It’ll do

Sequel wraps up Stephen King’s story, just not very well

Starring Bill Hader, Jessica Chastain and Bill Skarsgard. Directed by Andy Muschietti. Cinemark 14, Feather River Cinemas. Rated R.
Rated 2.0

It Chapter Two provides a needed conclusion to a saga started with It (2017). If you saw chapter one, you have to watch this one to get the full story. Unfortunately, you also get a decline in quality.

If you look at the two films as one long two-chapter adaptation of Stephen King’s 1986 novel, the overall experience is still cool. However, if you look at this sequel as a standalone, it’s a bit of a mess. Actually, it’s a big mess—an editing room fatality.

The first movie focused on the Losers Club when they were children, concluding with the group of friends seemingly defeating Pennywise the clown. This one picks up 27 years later, with the adult Losers—played by Bill Hader (Richie), Jessica Chastain (Beverly) and James McAvoy (Bill), among others—called back to their hometown where the evil has returned and a rematch with the morphing clown is in order. That’s it for the plot. The adults split up, suffer some individual horrors at the hands of Pennywise (played again by the always frightening Bill Skarsgard), then wind up back together for the finale.

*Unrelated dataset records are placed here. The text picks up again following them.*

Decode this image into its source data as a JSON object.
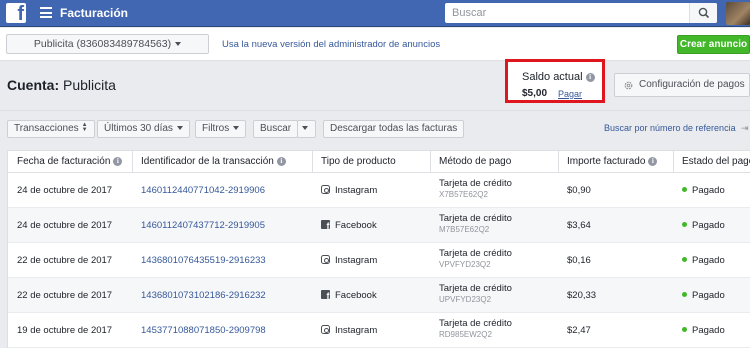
{
  "topbar": {
    "logo_letter": "f",
    "title": "Facturación",
    "search_placeholder": "Buscar"
  },
  "subbar": {
    "account_selector": "Publicita (836083489784563)",
    "new_version_link": "Usa la nueva versión del administrador de anuncios",
    "create_ad_button": "Crear anuncio"
  },
  "account": {
    "label": "Cuenta:",
    "name": "Publicita"
  },
  "balance": {
    "label": "Saldo actual",
    "value": "$5,00",
    "pay_link": "Pagar"
  },
  "payment_settings_button": "Configuración de pagos",
  "filters": {
    "transactions": "Transacciones",
    "period": "Últimos 30 días",
    "filters": "Filtros",
    "search": "Buscar",
    "download_all": "Descargar todas las facturas",
    "search_by_reference": "Buscar por número de referencia"
  },
  "table": {
    "headers": {
      "date": "Fecha de facturación",
      "transaction_id": "Identificador de la transacción",
      "product_type": "Tipo de producto",
      "payment_method": "Método de pago",
      "amount": "Importe facturado",
      "status": "Estado del pago"
    },
    "rows": [
      {
        "date": "24 de octubre de 2017",
        "transaction_id": "1460112440771042-2919906",
        "product": "Instagram",
        "product_icon": "instagram-icon",
        "method": "Tarjeta de crédito",
        "method_ref": "X7B57E62Q2",
        "amount": "$0,90",
        "status": "Pagado"
      },
      {
        "date": "24 de octubre de 2017",
        "transaction_id": "1460112407437712-2919905",
        "product": "Facebook",
        "product_icon": "facebook-icon",
        "method": "Tarjeta de crédito",
        "method_ref": "M7B57E62Q2",
        "amount": "$3,64",
        "status": "Pagado"
      },
      {
        "date": "22 de octubre de 2017",
        "transaction_id": "1436801076435519-2916233",
        "product": "Instagram",
        "product_icon": "instagram-icon",
        "method": "Tarjeta de crédito",
        "method_ref": "VPVFYD23Q2",
        "amount": "$0,16",
        "status": "Pagado"
      },
      {
        "date": "22 de octubre de 2017",
        "transaction_id": "1436801073102186-2916232",
        "product": "Facebook",
        "product_icon": "facebook-icon",
        "method": "Tarjeta de crédito",
        "method_ref": "UPVFYD23Q2",
        "amount": "$20,33",
        "status": "Pagado"
      },
      {
        "date": "19 de octubre de 2017",
        "transaction_id": "1453771088071850-2909798",
        "product": "Instagram",
        "product_icon": "instagram-icon",
        "method": "Tarjeta de crédito",
        "method_ref": "RD985EW2Q2",
        "amount": "$2,47",
        "status": "Pagado"
      }
    ]
  },
  "colors": {
    "topbar": "#4267b2",
    "link": "#365899",
    "create_button": "#42b72a",
    "highlight_box": "#e0161f",
    "paid_dot": "#42b72a"
  }
}
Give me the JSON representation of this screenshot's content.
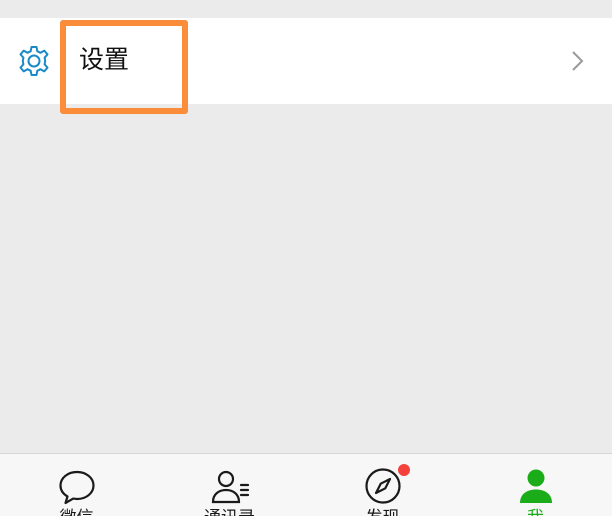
{
  "settings_row": {
    "label": "设置",
    "icon": "gear-icon",
    "chevron_icon": "chevron-right-icon"
  },
  "highlight": {
    "color": "#fa8c3a"
  },
  "tabbar": {
    "tabs": [
      {
        "label": "微信",
        "icon": "chat-bubble-icon",
        "active": false
      },
      {
        "label": "通讯录",
        "icon": "contacts-icon",
        "active": false
      },
      {
        "label": "发现",
        "icon": "compass-icon",
        "active": false,
        "badge": true
      },
      {
        "label": "我",
        "icon": "person-icon",
        "active": true
      }
    ],
    "active_color": "#1aad19",
    "badge_color": "#f5413b"
  }
}
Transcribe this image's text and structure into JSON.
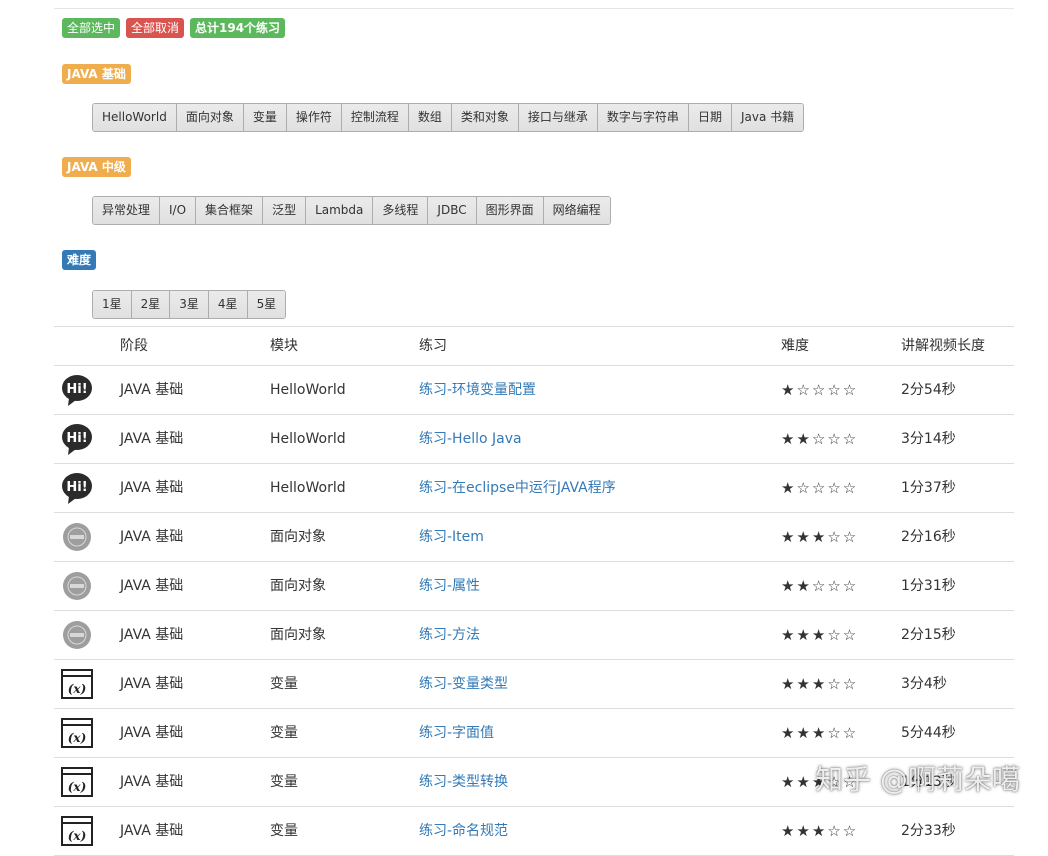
{
  "actions": {
    "select_all": "全部选中",
    "cancel_all": "全部取消",
    "total": "总计194个练习"
  },
  "sections": [
    {
      "label": "JAVA 基础",
      "buttons": [
        "HelloWorld",
        "面向对象",
        "变量",
        "操作符",
        "控制流程",
        "数组",
        "类和对象",
        "接口与继承",
        "数字与字符串",
        "日期",
        "Java 书籍"
      ]
    },
    {
      "label": "JAVA 中级",
      "buttons": [
        "异常处理",
        "I/O",
        "集合框架",
        "泛型",
        "Lambda",
        "多线程",
        "JDBC",
        "图形界面",
        "网络编程"
      ]
    }
  ],
  "difficulty": {
    "label": "难度",
    "buttons": [
      "1星",
      "2星",
      "3星",
      "4星",
      "5星"
    ]
  },
  "table": {
    "headers": [
      "阶段",
      "模块",
      "练习",
      "难度",
      "讲解视频长度"
    ],
    "rows": [
      {
        "icon": "hi-bubble-icon",
        "stage": "JAVA 基础",
        "module": "HelloWorld",
        "exercise": "练习-环境变量配置",
        "stars": "★☆☆☆☆",
        "length": "2分54秒"
      },
      {
        "icon": "hi-bubble-icon",
        "stage": "JAVA 基础",
        "module": "HelloWorld",
        "exercise": "练习-Hello Java",
        "stars": "★★☆☆☆",
        "length": "3分14秒"
      },
      {
        "icon": "hi-bubble-icon",
        "stage": "JAVA 基础",
        "module": "HelloWorld",
        "exercise": "练习-在eclipse中运行JAVA程序",
        "stars": "★☆☆☆☆",
        "length": "1分37秒"
      },
      {
        "icon": "oop-circle-icon",
        "stage": "JAVA 基础",
        "module": "面向对象",
        "exercise": "练习-Item",
        "stars": "★★★☆☆",
        "length": "2分16秒"
      },
      {
        "icon": "oop-circle-icon",
        "stage": "JAVA 基础",
        "module": "面向对象",
        "exercise": "练习-属性",
        "stars": "★★☆☆☆",
        "length": "1分31秒"
      },
      {
        "icon": "oop-circle-icon",
        "stage": "JAVA 基础",
        "module": "面向对象",
        "exercise": "练习-方法",
        "stars": "★★★☆☆",
        "length": "2分15秒"
      },
      {
        "icon": "variable-x-icon",
        "stage": "JAVA 基础",
        "module": "变量",
        "exercise": "练习-变量类型",
        "stars": "★★★☆☆",
        "length": "3分4秒"
      },
      {
        "icon": "variable-x-icon",
        "stage": "JAVA 基础",
        "module": "变量",
        "exercise": "练习-字面值",
        "stars": "★★★☆☆",
        "length": "5分44秒"
      },
      {
        "icon": "variable-x-icon",
        "stage": "JAVA 基础",
        "module": "变量",
        "exercise": "练习-类型转换",
        "stars": "★★★☆☆",
        "length": "1分13秒"
      },
      {
        "icon": "variable-x-icon",
        "stage": "JAVA 基础",
        "module": "变量",
        "exercise": "练习-命名规范",
        "stars": "★★★☆☆",
        "length": "2分33秒"
      }
    ]
  },
  "watermark": "知乎 @啊莉朵噶"
}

After a solid start, the performers just run from set piece to set piece, setting the table for some CGI scares mixed with the occasional practical effects. (The old lady freezing during her tea chat with Beverly is perhaps the scariest/funniest moment in the movie and required no software.)

A central problem in this movie is that the kid actors who starred in the first film, who also play a large part in this one, have grown significantly since filming of the first chapter wrapped. While there have been some nice advancements in digital effects, the kid scenes in this film (a mixture of newly filmed and flashbacks) are not a shining example of the technology. Often shown in the dark, the kids look very odd with their digitally altered, disproportionate faces. And, in some cases, their digitally de-aged voices make them sound like chipmunks.

There’s also been a lot of whining about this film’s running time, as it clocks in at 2 hours and 48 minutes. However, I’d like to submit the notion that director Andy Muschietti should’ve taken three films to tell this story. Even at nearly three hours, this movie comes off as rushed and haphazard. Supposedly, the original cut for Chapter Two was four hours long. Perhaps an hour will be restored for a home-video release, which might fill in some gaps.

Despite all this, in a strange way, I’m happy the film exists. Hader rules here as Richie in the same way Finn Wolfhard ruled the character in the first one. He’s funny, he’s aces at looking scared, and he can handle the heavy drama. He and Skarsgard make good chunks of this movie worth watching. Surprisingly, McAvoy seems a little lost in the role of grown-up Bill, while Chastain isn’t really given much to work with during her screen time. The film also closes out King’s story in much better fashion than the spider sequence at the end of the 1990 TV miniseries.

It Chapter Two drags the overall grade for both movies together to somewhere around a B-minus.